The Henry presents an exhibition of black walnut sculptures by American artist Paul McCarthy (born 1945). Ranging in height from three to fourteen feet, the works that occupy the museum's lower level gallery are the product of the artist's interest in the nineteenth-century German folktale Schneewittchen (Snow White) and Walt Disney's beloved 1937 animated classic film.
For these works, the artist turned to computer mapping to digitally scale, shape, and manipulate the final wood sculptures. The resulting pieces are recomposed, and sometimes grotesque, variations of familiar characters from the classic tale, such as the Prince, Dopey, and Snow White herself. The centerpiece of the exhibition, White Snow, Bookends (2013), is a two-part monumental sculpture weighing a total of 36,000 pounds. The giant "tchotchkes" are entangled and dislocated representations of the Prince and White Snow on horseback that recall the elaborate compositions of Baroque sculpture, but that instead court truncated narratives and abstraction.
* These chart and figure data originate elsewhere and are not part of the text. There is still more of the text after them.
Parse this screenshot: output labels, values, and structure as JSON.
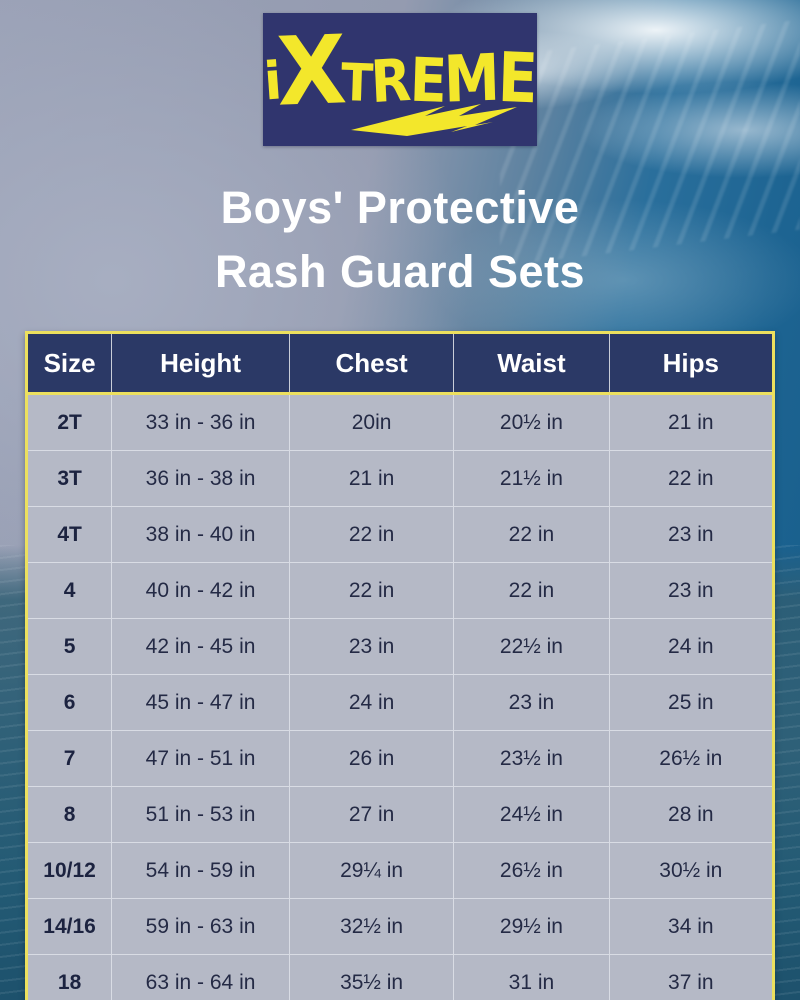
{
  "logo": {
    "part_i": "i",
    "part_x": "X",
    "part_rest": "TREME",
    "bg_color": "#30356e",
    "text_color": "#f3e72b"
  },
  "title": {
    "line1": "Boys' Protective",
    "line2": "Rash Guard Sets"
  },
  "size_chart": {
    "headers": [
      "Size",
      "Height",
      "Chest",
      "Waist",
      "Hips"
    ],
    "rows": [
      [
        "2T",
        "33 in - 36 in",
        "20in",
        "20½ in",
        "21 in"
      ],
      [
        "3T",
        "36 in - 38 in",
        "21 in",
        "21½ in",
        "22 in"
      ],
      [
        "4T",
        "38 in - 40 in",
        "22 in",
        "22 in",
        "23 in"
      ],
      [
        "4",
        "40 in - 42 in",
        "22 in",
        "22 in",
        "23 in"
      ],
      [
        "5",
        "42 in - 45 in",
        "23 in",
        "22½ in",
        "24 in"
      ],
      [
        "6",
        "45 in - 47 in",
        "24 in",
        "23 in",
        "25 in"
      ],
      [
        "7",
        "47 in - 51 in",
        "26 in",
        "23½ in",
        "26½ in"
      ],
      [
        "8",
        "51 in - 53 in",
        "27 in",
        "24½ in",
        "28 in"
      ],
      [
        "10/12",
        "54 in - 59 in",
        "29¼ in",
        "26½ in",
        "30½ in"
      ],
      [
        "14/16",
        "59 in - 63 in",
        "32½ in",
        "29½ in",
        "34 in"
      ],
      [
        "18",
        "63 in - 64 in",
        "35½ in",
        "31 in",
        "37 in"
      ]
    ],
    "border_color": "#ece05e",
    "header_bg": "#2b3966",
    "header_text_color": "#ffffff",
    "row_bg": "#b5b9c6",
    "row_text_color": "#242a45"
  }
}
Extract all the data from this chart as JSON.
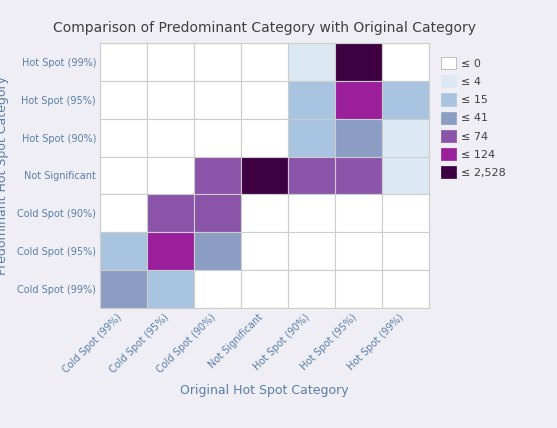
{
  "title": "Comparison of Predominant Category with Original Category",
  "xlabel": "Original Hot Spot Category",
  "ylabel": "Predominant Hot Spot Category",
  "categories": [
    "Cold Spot (99%)",
    "Cold Spot (95%)",
    "Cold Spot (90%)",
    "Not Significant",
    "Hot Spot (90%)",
    "Hot Spot (95%)",
    "Hot Spot (99%)"
  ],
  "matrix_display": [
    [
      0,
      0,
      0,
      0,
      4,
      2528,
      0
    ],
    [
      0,
      0,
      0,
      0,
      15,
      124,
      15
    ],
    [
      0,
      0,
      0,
      0,
      15,
      41,
      4
    ],
    [
      0,
      0,
      74,
      2528,
      74,
      74,
      4
    ],
    [
      0,
      74,
      74,
      0,
      0,
      0,
      0
    ],
    [
      15,
      124,
      41,
      0,
      0,
      0,
      0
    ],
    [
      41,
      15,
      0,
      0,
      0,
      0,
      0
    ]
  ],
  "legend_labels": [
    "≤ 0",
    "≤ 4",
    "≤ 15",
    "≤ 41",
    "≤ 74",
    "≤ 124",
    "≤ 2,528"
  ],
  "legend_colors": [
    "#ffffff",
    "#dce9f5",
    "#a8c4e0",
    "#8b9dc3",
    "#8b54a8",
    "#9b1f9b",
    "#3d0040"
  ],
  "bg_color": "#eeeef4",
  "cell_bg": "#ffffff",
  "grid_color": "#cccccc",
  "title_color": "#404040",
  "axis_label_color": "#5a7fa8",
  "tick_label_color": "#5a7fa8"
}
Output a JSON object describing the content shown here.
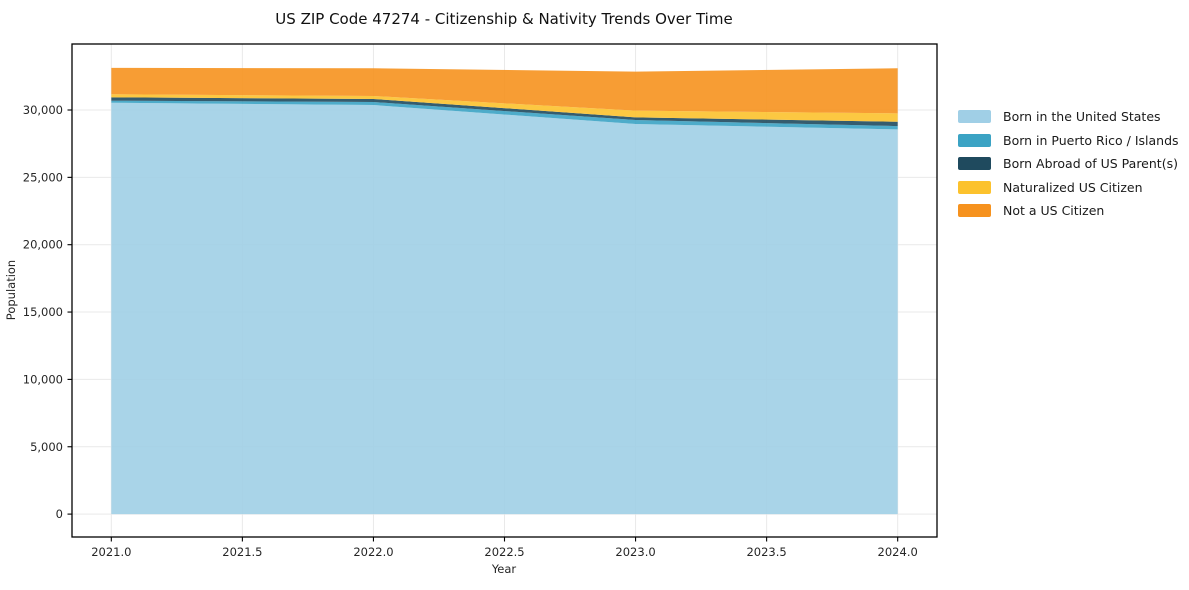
{
  "chart_data": {
    "type": "area",
    "stacked": true,
    "title": "US ZIP Code 47274 - Citizenship & Nativity Trends Over Time",
    "xlabel": "Year",
    "ylabel": "Population",
    "x": [
      2021,
      2022,
      2023,
      2024
    ],
    "series": [
      {
        "name": "Born in the United States",
        "color": "#A0CFE6",
        "values": [
          30540,
          30370,
          28960,
          28560
        ]
      },
      {
        "name": "Born in Puerto Rico / Islands",
        "color": "#3BA3C4",
        "values": [
          150,
          225,
          295,
          245
        ]
      },
      {
        "name": "Born Abroad of US Parent(s)",
        "color": "#1F4A5E",
        "values": [
          250,
          225,
          200,
          320
        ]
      },
      {
        "name": "Naturalized US Citizen",
        "color": "#FCC22D",
        "values": [
          230,
          220,
          495,
          625
        ]
      },
      {
        "name": "Not a US Citizen",
        "color": "#F6921E",
        "values": [
          1960,
          2060,
          2900,
          3345
        ]
      }
    ],
    "xticks": [
      2021.0,
      2021.5,
      2022.0,
      2022.5,
      2023.0,
      2023.5,
      2024.0
    ],
    "xtick_labels": [
      "2021.0",
      "2021.5",
      "2022.0",
      "2022.5",
      "2023.0",
      "2023.5",
      "2024.0"
    ],
    "yticks": [
      0,
      5000,
      10000,
      15000,
      20000,
      25000,
      30000
    ],
    "ytick_labels": [
      "0",
      "5,000",
      "10,000",
      "15,000",
      "20,000",
      "25,000",
      "30,000"
    ],
    "xlim": [
      2020.85,
      2024.15
    ],
    "ylim": [
      -1700,
      34900
    ],
    "grid": true,
    "grid_color": "#e9e9e9",
    "frame_color": "#000000",
    "fill_alpha": 0.9,
    "legend_position": "right"
  }
}
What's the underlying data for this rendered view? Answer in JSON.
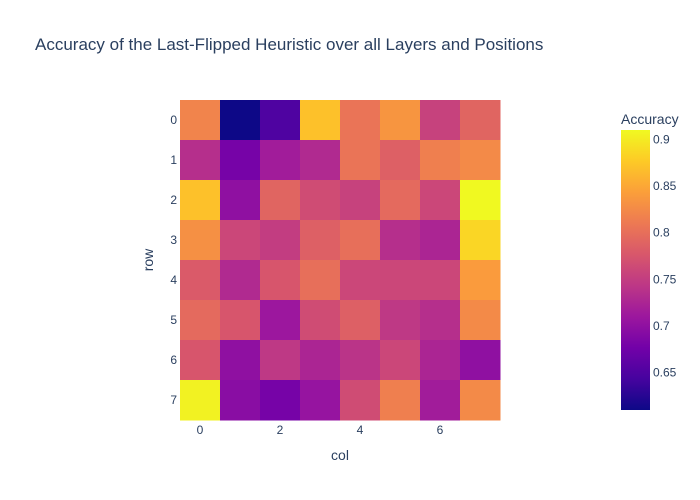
{
  "chart_data": {
    "type": "heatmap",
    "title": "Accuracy of the Last-Flipped Heuristic over all Layers and Positions",
    "xlabel": "col",
    "ylabel": "row",
    "x_ticks": [
      "0",
      "2",
      "4",
      "6"
    ],
    "y_ticks": [
      "0",
      "1",
      "2",
      "3",
      "4",
      "5",
      "6",
      "7"
    ],
    "colorbar": {
      "title": "Accuracy",
      "range": [
        0.61,
        0.91
      ],
      "ticks": [
        "0.65",
        "0.7",
        "0.75",
        "0.8",
        "0.85",
        "0.9"
      ],
      "tick_values": [
        0.65,
        0.7,
        0.75,
        0.8,
        0.85,
        0.9
      ]
    },
    "colorscale": [
      "#0d0887",
      "#46039f",
      "#7201a8",
      "#9c179e",
      "#bd3786",
      "#d8576b",
      "#ed7953",
      "#fb9f3a",
      "#fdca26",
      "#f0f921"
    ],
    "z": [
      [
        0.82,
        0.61,
        0.65,
        0.87,
        0.805,
        0.835,
        0.755,
        0.79
      ],
      [
        0.735,
        0.68,
        0.715,
        0.73,
        0.805,
        0.785,
        0.815,
        0.825
      ],
      [
        0.87,
        0.7,
        0.79,
        0.765,
        0.755,
        0.795,
        0.76,
        0.91
      ],
      [
        0.83,
        0.76,
        0.75,
        0.785,
        0.8,
        0.735,
        0.725,
        0.885
      ],
      [
        0.78,
        0.73,
        0.775,
        0.8,
        0.76,
        0.76,
        0.76,
        0.84
      ],
      [
        0.795,
        0.775,
        0.71,
        0.765,
        0.785,
        0.745,
        0.735,
        0.825
      ],
      [
        0.775,
        0.7,
        0.745,
        0.725,
        0.74,
        0.76,
        0.725,
        0.7
      ],
      [
        0.905,
        0.695,
        0.68,
        0.705,
        0.765,
        0.815,
        0.715,
        0.825
      ]
    ]
  }
}
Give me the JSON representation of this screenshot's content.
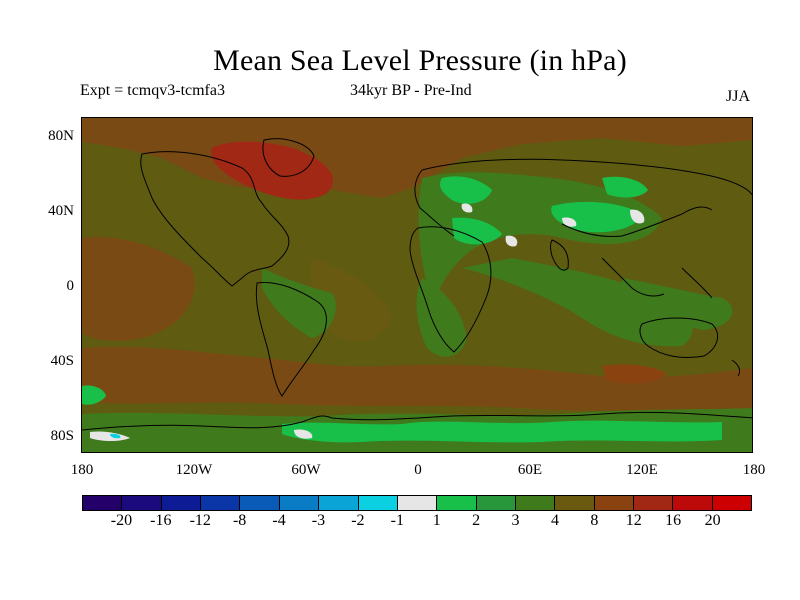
{
  "title": "Mean Sea Level Pressure (in hPa)",
  "subtitle_left": "Expt = tcmqv3-tcmfa3",
  "subtitle_center": "34kyr BP - Pre-Ind",
  "season": "JJA",
  "lat_ticks": [
    "80N",
    "40N",
    "0",
    "40S",
    "80S"
  ],
  "lon_ticks": [
    "180",
    "120W",
    "60W",
    "0",
    "60E",
    "120E",
    "180"
  ],
  "colorbar": {
    "labels": [
      "-20",
      "-16",
      "-12",
      "-8",
      "-4",
      "-3",
      "-2",
      "-1",
      "1",
      "2",
      "3",
      "4",
      "8",
      "12",
      "16",
      "20"
    ],
    "colors": [
      "#24006a",
      "#1a0a7e",
      "#0d1c94",
      "#0a36a8",
      "#0a5ab8",
      "#0a7cc6",
      "#0aa4d6",
      "#0ad0e2",
      "#e6e6e6",
      "#18c04a",
      "#28963a",
      "#3f7a1c",
      "#6a5a10",
      "#8a4210",
      "#a02814",
      "#bc0a0a",
      "#cc0000"
    ]
  },
  "map": {
    "colors": {
      "background": "#5f5c12",
      "green_mid": "#3f7a1c",
      "green_bright": "#18c04a",
      "brown": "#7a4a14",
      "red": "#a02814",
      "white": "#e6e6e6",
      "cyan": "#0ad0e2"
    }
  }
}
In his protean and unbound work McCarthy has sought to violently question conventions. Poking fun at and providing a biting critique of society's most beloved symbols and deeply held beliefs, McCarthy is intent and insistent on stretching and subverting the widely accepted notions of moral, social and artistic order.
This is the first comprehensive presentation of this series in an American museum.